Mientras tanto en el corral seguían pasando cosas, en el corral iban transcurriendo nuestros primeros años y nos hacíamos mayores y casi sin darnos cuenta fue llegando la escuela, los horarios y las primeras obligaciones. Asimismo el mismo entorno iba sufriendo cambios, pues el antiguo pajar, lo compró Felipe Gamero para ampliar su fragua y convertirlo en taller de construcciones metálicas, Andrés construyó su casa en la parte de arriba del salón y la cuadra también tuvo sus reformas para ser almacén de madera y aquí es donde vimos los niños de la posá algo que tan sólo habíamos visto en las películas de miedo: esqueletos.Las obras de reforma de la vieja cuadra dejaron al descubierto un montón de esqueletos humanos que aparecieron bajo el suelo, alguno de ellos con orificios en el cráneo que sin duda dejaban entrever que habían tenido una muerte violenta. Nosotros mirábamos atentos con los ojos como plato aquellas excavaciones y traslado de aquellos huesos y en nuestra imaginación enseguida se encendía la idea de la cruenta batalla que tuvieron que librar aquellos en nuestro Alburquerque con su castillo, sus mazmorras, sus murallas, sus asedios y todo un sin fin de sueños que siempre estaban ligados a la eterna silueta del castillo que presidía la imagen de nuestra infancia. Como sin duda sabrían nuestros mayores, todo el entorno de la iglesia de San Mateo debió ser en tiempos, el cementerio de la villa y por tanto todo ese subsuelo estaba lleno de restos humanos, que incluso en otras obras posteriores en mi casa también llegaron a aparecer. Por supuesto para que decir que en todo este tiempo, fuí pasando por toda clase de enfermedades infantiles como el sarampión o la tosferina de la que tengo el recuerdo de que además de procurar nuestros mayores juntarnos a todos para que pasáramos las enfermedades contagiosas al mismo tiempo y así quitárselas de encima cuanto antes, a mi particularmente cuando pasé la tosferina, me llevaban todas las tardes a casa de unos parientes que tenían una burra parida y que alguien ordeñaba para darme a beber un vaso de leche de burra que lo puedo recordar aún caliente recién salido de las ubres de dicho animal y que para mi era una auténtico mal trago, pero esos eran remedios caseros que había que pasar te gustara o no te gustara.
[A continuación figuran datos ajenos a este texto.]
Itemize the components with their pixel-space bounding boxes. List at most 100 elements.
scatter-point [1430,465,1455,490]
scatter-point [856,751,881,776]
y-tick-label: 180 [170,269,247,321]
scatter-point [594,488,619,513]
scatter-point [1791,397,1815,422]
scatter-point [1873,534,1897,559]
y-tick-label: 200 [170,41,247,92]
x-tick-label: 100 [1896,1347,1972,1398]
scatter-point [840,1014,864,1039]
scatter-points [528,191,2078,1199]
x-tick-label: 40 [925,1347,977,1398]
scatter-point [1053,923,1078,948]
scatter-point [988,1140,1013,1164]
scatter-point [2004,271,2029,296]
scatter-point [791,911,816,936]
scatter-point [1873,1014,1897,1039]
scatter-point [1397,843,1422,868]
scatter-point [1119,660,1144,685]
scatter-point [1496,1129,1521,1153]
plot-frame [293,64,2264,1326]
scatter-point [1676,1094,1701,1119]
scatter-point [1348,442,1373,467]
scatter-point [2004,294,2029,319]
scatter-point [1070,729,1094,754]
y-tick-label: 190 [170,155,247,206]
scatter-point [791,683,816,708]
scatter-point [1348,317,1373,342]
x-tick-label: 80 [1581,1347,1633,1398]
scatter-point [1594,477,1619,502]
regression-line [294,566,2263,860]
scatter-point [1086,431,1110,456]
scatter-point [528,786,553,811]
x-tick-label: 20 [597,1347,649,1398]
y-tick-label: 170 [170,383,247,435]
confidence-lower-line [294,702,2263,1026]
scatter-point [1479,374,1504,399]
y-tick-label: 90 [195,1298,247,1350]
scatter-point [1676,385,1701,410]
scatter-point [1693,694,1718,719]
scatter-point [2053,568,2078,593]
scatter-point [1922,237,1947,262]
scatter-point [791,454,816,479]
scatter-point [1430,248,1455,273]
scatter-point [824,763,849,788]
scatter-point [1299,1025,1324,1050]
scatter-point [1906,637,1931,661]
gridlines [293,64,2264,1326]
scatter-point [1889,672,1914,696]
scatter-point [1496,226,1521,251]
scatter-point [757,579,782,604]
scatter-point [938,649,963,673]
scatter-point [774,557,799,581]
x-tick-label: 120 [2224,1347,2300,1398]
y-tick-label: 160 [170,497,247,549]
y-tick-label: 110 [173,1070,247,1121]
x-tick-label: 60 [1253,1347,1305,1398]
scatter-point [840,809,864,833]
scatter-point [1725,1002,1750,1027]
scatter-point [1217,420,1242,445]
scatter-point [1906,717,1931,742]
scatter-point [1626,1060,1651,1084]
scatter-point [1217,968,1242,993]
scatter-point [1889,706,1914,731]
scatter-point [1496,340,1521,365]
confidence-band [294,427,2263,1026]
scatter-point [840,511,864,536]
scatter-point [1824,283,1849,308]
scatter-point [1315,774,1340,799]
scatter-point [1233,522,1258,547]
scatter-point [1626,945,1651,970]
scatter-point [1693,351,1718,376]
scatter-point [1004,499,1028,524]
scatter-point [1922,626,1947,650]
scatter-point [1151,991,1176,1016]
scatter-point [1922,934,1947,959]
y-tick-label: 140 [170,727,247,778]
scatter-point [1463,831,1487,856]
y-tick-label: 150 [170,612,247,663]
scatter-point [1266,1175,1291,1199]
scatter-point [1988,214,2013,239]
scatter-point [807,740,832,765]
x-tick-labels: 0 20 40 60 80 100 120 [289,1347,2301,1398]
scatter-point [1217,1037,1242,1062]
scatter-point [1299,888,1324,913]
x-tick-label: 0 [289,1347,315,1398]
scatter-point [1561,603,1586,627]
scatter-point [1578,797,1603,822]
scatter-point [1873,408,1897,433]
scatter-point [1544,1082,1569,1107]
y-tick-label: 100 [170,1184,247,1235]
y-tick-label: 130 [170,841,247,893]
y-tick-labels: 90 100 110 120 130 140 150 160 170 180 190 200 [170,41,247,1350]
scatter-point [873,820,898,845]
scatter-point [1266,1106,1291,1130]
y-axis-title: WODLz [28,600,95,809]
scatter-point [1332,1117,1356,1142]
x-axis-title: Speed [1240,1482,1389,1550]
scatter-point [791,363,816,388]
En ese tiempo, entre juego y juego, entre una serie y otra en la tele de Francisca, la escuela de doña Sara en la calle derecha, ya que mi madre no consiguió nunca que fuera al colegio de las monjas donde trabajaba mi tía Felipa, porque cada vez que me llevaba, yo me escapaba del colegio en el primer recreo, así que tras este panorama, mi madre decidió llevarme a la escuela de doña Sara que estaba en la calle derecha ya que en aquel tiempo todavía no estaban terminados los grupos nuevos que se estaban construyendo en el campo de fútbol. Las escuelas estaban desperdigadas por varios sitios del pueblo, por lo que esta fue la primera vez que nos separaron a los niños del corral, ellos en el colegio de las monjas y yo en la escuela de doña Sara.
Luego con el tiempo llegó la primera comunión.